Pinheiro, um técnico sem meias palavras
Com franqueza e conceitos simples, o treinador faz o Bangu crescer e repete o sucesso do América na Copa Brasil
Fonte: Revista Placar, nº 889, de 15/06/1987
Repórter: Carlos Orletti

O extrovertido ponta-direita Marinho gelou naquela tarde. Ele acabara de ouvir pelo rádio o nome do técnico que assumiria o Bangu no segundo turno do Campeonato Carioca. Marginalizado, o armador Arturzinho torceu o nariz. Imaginou que, com o novo chefe, continuaria sem oportunidade. A inquietação tomou conta de Moça Bonita. Afinal, o escolhido era João Carlos Batista Pinheiro. Ou apenas Pinheiro, 55 anos, zagueiro do Fluminense nas décadas de 50 e 60, e treinador com fama de durão.
Quase dois meses depois, Marinho continua com suas habituais brincadeiras nos treinos, sob o complacente olhar do técnico. Arturzinho é titular absoluto do meio-campo. E o resto do elenco vive dias de descontração e confiança.
O que aconteceu? Foi Pinheiro quem mudou, garante Arturzinho. “Quando joguei no juvenil do Fluminense, ele era um treinador sem diálogo”, testemunha. “Hoje, conversa mais, é flexível”. Já o goleiro Paulo Sérgio, que também passou pelas equipes amadoras das Laranjeiras, prefere outra explicação. “Acontece que Pinheiro é exigente e fala verdades, o que alguns jogadores não aceitam”.
De fato, é tênue a diferença entre sua imagem de grosseirão, para uns, e irmão mais velho, para outros. A voz forte, o nariz grande, o bigodão de cantor mexicano e o físico avantajado compõem um tipo rude, imune à etiqueta. Tudo não passa de impressão. Duas cenas pinçadas de seu dia-a-dia provam isso. Em fevereiro, quando dirigia o América, chorou como criança diante de jogadores e jornalistas, ao falar do amigo Castilho, que se suicidara dias antes.

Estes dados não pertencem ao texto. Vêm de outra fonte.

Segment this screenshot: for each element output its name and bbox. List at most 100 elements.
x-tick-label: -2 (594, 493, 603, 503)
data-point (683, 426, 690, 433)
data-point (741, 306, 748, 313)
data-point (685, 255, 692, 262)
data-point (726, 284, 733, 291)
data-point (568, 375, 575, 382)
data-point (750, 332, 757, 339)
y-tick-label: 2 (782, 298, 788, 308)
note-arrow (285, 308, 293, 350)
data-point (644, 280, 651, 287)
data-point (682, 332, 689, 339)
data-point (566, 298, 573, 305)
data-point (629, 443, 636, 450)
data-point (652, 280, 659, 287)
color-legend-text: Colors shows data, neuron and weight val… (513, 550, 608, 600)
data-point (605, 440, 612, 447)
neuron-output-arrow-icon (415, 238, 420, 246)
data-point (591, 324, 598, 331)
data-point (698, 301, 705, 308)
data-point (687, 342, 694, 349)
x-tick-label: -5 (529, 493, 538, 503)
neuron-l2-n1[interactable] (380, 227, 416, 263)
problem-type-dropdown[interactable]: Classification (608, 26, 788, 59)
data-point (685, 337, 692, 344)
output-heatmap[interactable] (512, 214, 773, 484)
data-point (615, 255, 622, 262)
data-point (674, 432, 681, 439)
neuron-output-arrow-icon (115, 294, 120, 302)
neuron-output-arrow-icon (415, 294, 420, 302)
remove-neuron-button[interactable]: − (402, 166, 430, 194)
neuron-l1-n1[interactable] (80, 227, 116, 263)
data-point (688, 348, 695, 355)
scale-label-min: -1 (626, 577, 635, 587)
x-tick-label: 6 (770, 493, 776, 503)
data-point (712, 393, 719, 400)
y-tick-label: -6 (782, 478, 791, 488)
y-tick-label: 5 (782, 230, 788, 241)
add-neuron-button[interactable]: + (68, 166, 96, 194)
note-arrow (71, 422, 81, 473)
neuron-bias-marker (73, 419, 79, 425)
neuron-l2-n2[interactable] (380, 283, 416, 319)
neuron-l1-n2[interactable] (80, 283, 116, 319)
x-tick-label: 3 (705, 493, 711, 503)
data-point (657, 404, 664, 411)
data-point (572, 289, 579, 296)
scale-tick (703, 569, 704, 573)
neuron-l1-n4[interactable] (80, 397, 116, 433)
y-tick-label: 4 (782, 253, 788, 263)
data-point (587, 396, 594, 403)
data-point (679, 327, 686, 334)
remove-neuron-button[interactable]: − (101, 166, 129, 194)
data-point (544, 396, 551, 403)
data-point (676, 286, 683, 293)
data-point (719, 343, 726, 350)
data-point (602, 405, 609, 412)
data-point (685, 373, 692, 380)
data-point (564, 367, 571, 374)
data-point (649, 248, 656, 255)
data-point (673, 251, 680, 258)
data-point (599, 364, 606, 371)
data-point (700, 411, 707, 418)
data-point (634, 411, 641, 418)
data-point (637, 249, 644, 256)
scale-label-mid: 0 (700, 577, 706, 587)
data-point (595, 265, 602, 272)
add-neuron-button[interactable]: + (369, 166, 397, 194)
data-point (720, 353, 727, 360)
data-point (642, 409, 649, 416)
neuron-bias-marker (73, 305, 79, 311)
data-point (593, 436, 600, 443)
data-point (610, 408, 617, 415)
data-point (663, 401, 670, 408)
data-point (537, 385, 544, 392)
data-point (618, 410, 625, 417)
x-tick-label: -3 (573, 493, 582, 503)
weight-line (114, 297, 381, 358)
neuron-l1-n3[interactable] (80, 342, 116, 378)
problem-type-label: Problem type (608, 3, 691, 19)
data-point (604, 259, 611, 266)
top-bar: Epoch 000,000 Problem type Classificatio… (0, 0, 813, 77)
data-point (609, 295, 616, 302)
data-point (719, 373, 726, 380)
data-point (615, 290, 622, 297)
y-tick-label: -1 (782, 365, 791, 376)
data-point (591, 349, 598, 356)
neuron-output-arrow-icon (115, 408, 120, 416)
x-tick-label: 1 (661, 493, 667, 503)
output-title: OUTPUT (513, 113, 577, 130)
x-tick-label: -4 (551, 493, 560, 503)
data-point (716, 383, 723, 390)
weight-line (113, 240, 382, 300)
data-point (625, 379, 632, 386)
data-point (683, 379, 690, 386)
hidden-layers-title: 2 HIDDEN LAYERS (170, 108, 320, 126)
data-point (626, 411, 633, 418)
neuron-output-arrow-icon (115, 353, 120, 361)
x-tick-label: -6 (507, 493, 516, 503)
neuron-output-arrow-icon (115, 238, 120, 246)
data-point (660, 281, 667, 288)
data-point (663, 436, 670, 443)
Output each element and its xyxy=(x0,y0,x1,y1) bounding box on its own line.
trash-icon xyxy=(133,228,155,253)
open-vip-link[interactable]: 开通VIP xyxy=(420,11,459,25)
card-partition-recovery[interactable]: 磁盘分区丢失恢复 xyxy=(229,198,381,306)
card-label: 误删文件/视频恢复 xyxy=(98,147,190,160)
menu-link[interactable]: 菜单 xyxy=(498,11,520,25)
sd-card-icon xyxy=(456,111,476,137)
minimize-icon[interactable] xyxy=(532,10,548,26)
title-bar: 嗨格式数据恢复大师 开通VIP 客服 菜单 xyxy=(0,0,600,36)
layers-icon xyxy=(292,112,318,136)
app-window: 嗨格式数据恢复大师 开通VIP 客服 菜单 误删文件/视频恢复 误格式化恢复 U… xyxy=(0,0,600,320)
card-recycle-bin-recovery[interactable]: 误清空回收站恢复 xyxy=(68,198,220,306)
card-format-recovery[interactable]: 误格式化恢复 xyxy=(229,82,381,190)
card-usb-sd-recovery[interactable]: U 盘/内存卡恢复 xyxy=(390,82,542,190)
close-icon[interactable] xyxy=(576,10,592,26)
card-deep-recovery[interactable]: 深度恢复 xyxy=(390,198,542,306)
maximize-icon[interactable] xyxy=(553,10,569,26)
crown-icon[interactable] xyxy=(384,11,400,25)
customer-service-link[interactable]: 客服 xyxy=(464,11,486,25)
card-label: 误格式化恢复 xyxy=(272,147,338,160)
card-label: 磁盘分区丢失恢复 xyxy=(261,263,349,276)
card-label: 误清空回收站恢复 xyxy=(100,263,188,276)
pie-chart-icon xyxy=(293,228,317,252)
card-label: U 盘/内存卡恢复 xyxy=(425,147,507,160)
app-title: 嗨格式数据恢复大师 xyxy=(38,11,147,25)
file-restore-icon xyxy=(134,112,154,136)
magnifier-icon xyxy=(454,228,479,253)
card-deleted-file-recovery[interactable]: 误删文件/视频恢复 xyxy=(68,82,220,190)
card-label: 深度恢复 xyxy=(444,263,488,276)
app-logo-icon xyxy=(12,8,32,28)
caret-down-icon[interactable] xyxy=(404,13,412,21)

Ainda em Andaraí, pegou no pé do lateral Dedé durante um treino. “Por que você não avançou?”, cobrou o treinador. “Perdi a chuteira”, justificou o lateral, envergonhado. “Qual a diferença? Com chuteira ou descalço, você não joga nada mesmo”, fulminou Pinheiro, mal disfarçando o riso. Nem Dedé resistiu a uma gargalhada.
É verdade que não só de cenas engraçadas vive o relacionamento com seus jogadores. Ao mesmo tempo que gosta de brincar, não abre mão da disciplina. Foi por isso que acabou deixando o América depois de quatro derrotas consecutivas na Taça Guanabara, ainda que tivesse levado o time a um inédito terceiro lugar na última Copa Brasil.
Tudo começou na véspera da partida com o Vasco pela Taça Guanabara. “Não quero ver Dunga mandando no jogo”, advertiu Pinheiro durante uma preleção. “Não podemos pipocar diante dele”, exigiu. “Você está me chamando de medroso?”, vestiu a carapuça o rodadíssimo centroavante Luisinho. Houve um bate-boca, o Vasco venceu por 3 x 0 e o episódio serviu para azedar as relações do técnico com o vice-presidente Antônio Tavares.
Magoado com a falta de reconhecimento dos cartolas, Pinheiro tratou de mostrar sua capacidade em outro lugar. No Bangu, repetiu o mesmo método que o distingue dos chamados técnicos estrategistas – um estilo à base de poucas palavras e muita simplicidade.
O resultado, em campo, é um jogo solidário e extremamente prático. “Se não dá para ganhar, mando jogar pelo empate”, admite. Assim, até a semana passada, o Bangu era líder invicto da Taça Rio e tinha a defesa menos vazada, com dois gols contra.
“O trabalho de Pinheiro já deveria ter sido reconhecido há mais tempo”, confeteia Zagalo, que possui o hábito de criticar seus colegas. “O Bangu não chegou aí por acaso”, completa o tricampeão mundial. Também os jogadores não se cansam de reverenciá-lo. “Pela primeira vez conheci um técnico que, no intervalo, mostra como ganhar o jogo”, conta Bene, zagueiro do América. “Pensei que não tinha mais nada a aprender, mas ele me ensinou muito”, assegura o experiente Mauro Galvão, do Bangu.
É bom, portanto, prestar atenção a seu trabalho, até porque Pinheiro tem bons padrinhos. Por conta de um deles, o cartola americano Ildo Nejar, velho amigo do presidente da CBF, Otávio Pinto Guimarães, seu nome foi cogitado para a Seleção. Hoje, Pinheiro presta contas ao patrono banguense Castor de Andrade – com quem Otávio sempre teve boas relações. Muita gente aposta que ele vai longe.